We've been encountering an interesting scenario in WebSphere (WAS 6.1). We know the root cause for the problem in question and fixed it, and things have been working fine since then. But what we don't understand is WebSphere's behavior in the scenario. This is what our process does:
1. It is a stateless session bean that uses bean managed transaction.
2. In a nutshell, it starts a transaction, selects a row in Oracle database table for update, do some processing on the retrieved result set, writes to a MQ queue and commits/rollback.
3. Normally the above logic works perfectly as the whole transaction will be completed with in 30-100 millisecs.
4. But recently we introduced some other MDBs into the same JVM as this session bean. These MDBs also read and write to some queues under the same queue connection factory as the session bean. The caveat though is that we've got the queue connection in the ejbCreate and closed it in ejbRemove() as against doing it just for the period needed with in the onMessage somewhere.
And here is the configuration we've setup in WAS:
a. Total transaction lifetime timeout - 120 secs
b. Queue Connection timeout - 1800 secs
c. Queue Connection Pool Maximum Connections - 10
5. When these MDBs and the session beans are all running simultaneously, we believe the MDBs are hogging all the queue connections and the session bean waits forever to get the queue connection.

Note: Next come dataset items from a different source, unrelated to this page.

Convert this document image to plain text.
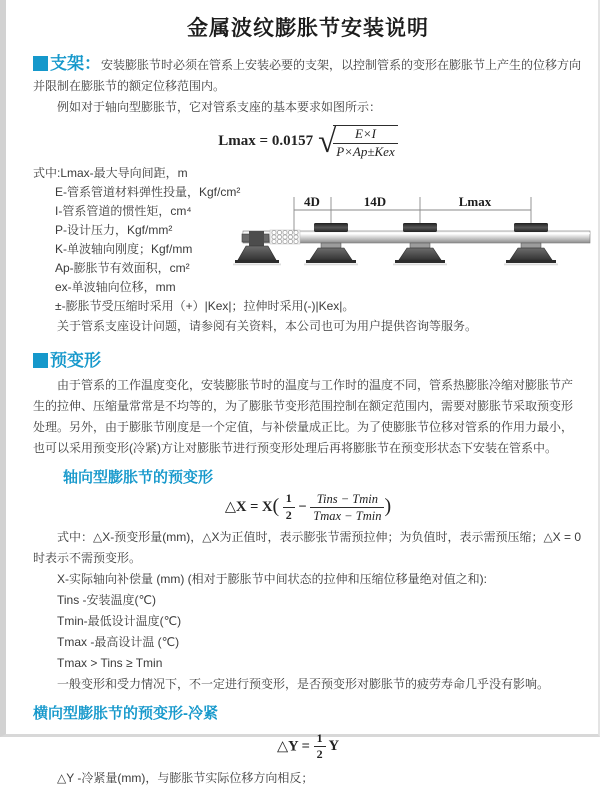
金属波纹膨胀节安装说明

支架：安装膨胀节时必须在管系上安装必要的支架，以控制管系的变形在膨胀节上产生的位移方向并限制在膨胀节的额定位移范围内。

例如对于轴向型膨胀节，它对管系支座的基本要求如图所示：

Lmax = 0.0157 √
$\frac{E\times I}{\text{P×Ap±Kex}}$
式中:Lmax-最大导向间距，m
E-管系管道材料弹性投量，Kgf/cm²
I-管系管道的惯性矩，cm⁴
P-设计压力，Kgf/mm²
K-单波轴向刚度；Kgf/mm
Ap-膨胀节有效面积，cm²
ex-单波轴向位移，mm
±-膨胀节受压缩时采用（+）|Kex|；拉伸时采用(-)|Kex|。
4D	14D	Lmax

关于管系支座设计问题，请参阅有关资料，本公司也可为用户提供咨询等服务。

预变形

由于管系的工作温度变化，安装膨胀节时的温度与工作时的温度不同，管系热膨胀冷缩对膨胀节产生的拉伸、压缩量常常是不均等的，为了膨胀节变形范围控制在额定范围内，需要对膨胀节采取预变形处理。另外，由于膨胀节刚度是一个定值，与补偿量成正比。为了使膨胀节位移对管系的作用力最小，也可以采用预变形(冷紧)方让对膨胀节进行预变形处理后再将膨胀节在预变形状态下安装在管系中。

轴向型膨胀节的预变形
△X = $X( \frac{1}{2} - \frac{\text{Tins − Tmin}}{Tmax - Tmin}$ )

式中：△X-预变形量(mm)，△X为正值时，表示膨张节需预拉伸；为负值时，表示需预压缩；△X = 0时表示不需预变形。

X-实际轴向补偿量 (mm) (相对于膨胀节中间状态的拉伸和压缩位移量绝对值之和):
Tins -安装温度(℃)
Tmin-最低设计温度(℃)
Tmax -最高设计温 (℃)
Tmax > Tins ≥ Tmin

一般变形和受力情况下，不一定进行预变形，是否预变形对膨胀节的疲劳寿命几乎没有影响。

横向型膨胀节的预变形-冷紧
△Y = $\frac{1}{2}$ Y

△Y -冷紧量(mm)，与膨胀节实际位移方向相反；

6. So the scenario we face is that: the session bean starts a transaction, locks the db row for update and tries to get the queue connection. Since there is no available queue connection, it just keeps waiting. Meanwhile after 120 secs, the container times out the transaction. At this point, I would assume the container would roll back the transaction as part of the timeout, but it didn't, continuing to hold the db lock. When the queue connection request finally timed out after 30 mnts, it threw the error that the queue connection cannot be obtained. But it also throws an error that the transaction cannot be rolled back because I try to rollback when the queue connection cannot be obtained. So when I try to rollback, it throws javax.transaction.RollbackException but it still doesn't release the lock on the db row. In fact that lock was not released until we kill the JVM. The WebSphere documentation claims that the transaction will be rolled back when the transaction times out, but I don't understand why it wouldn't release the resources if it had really executed the rollback correctly.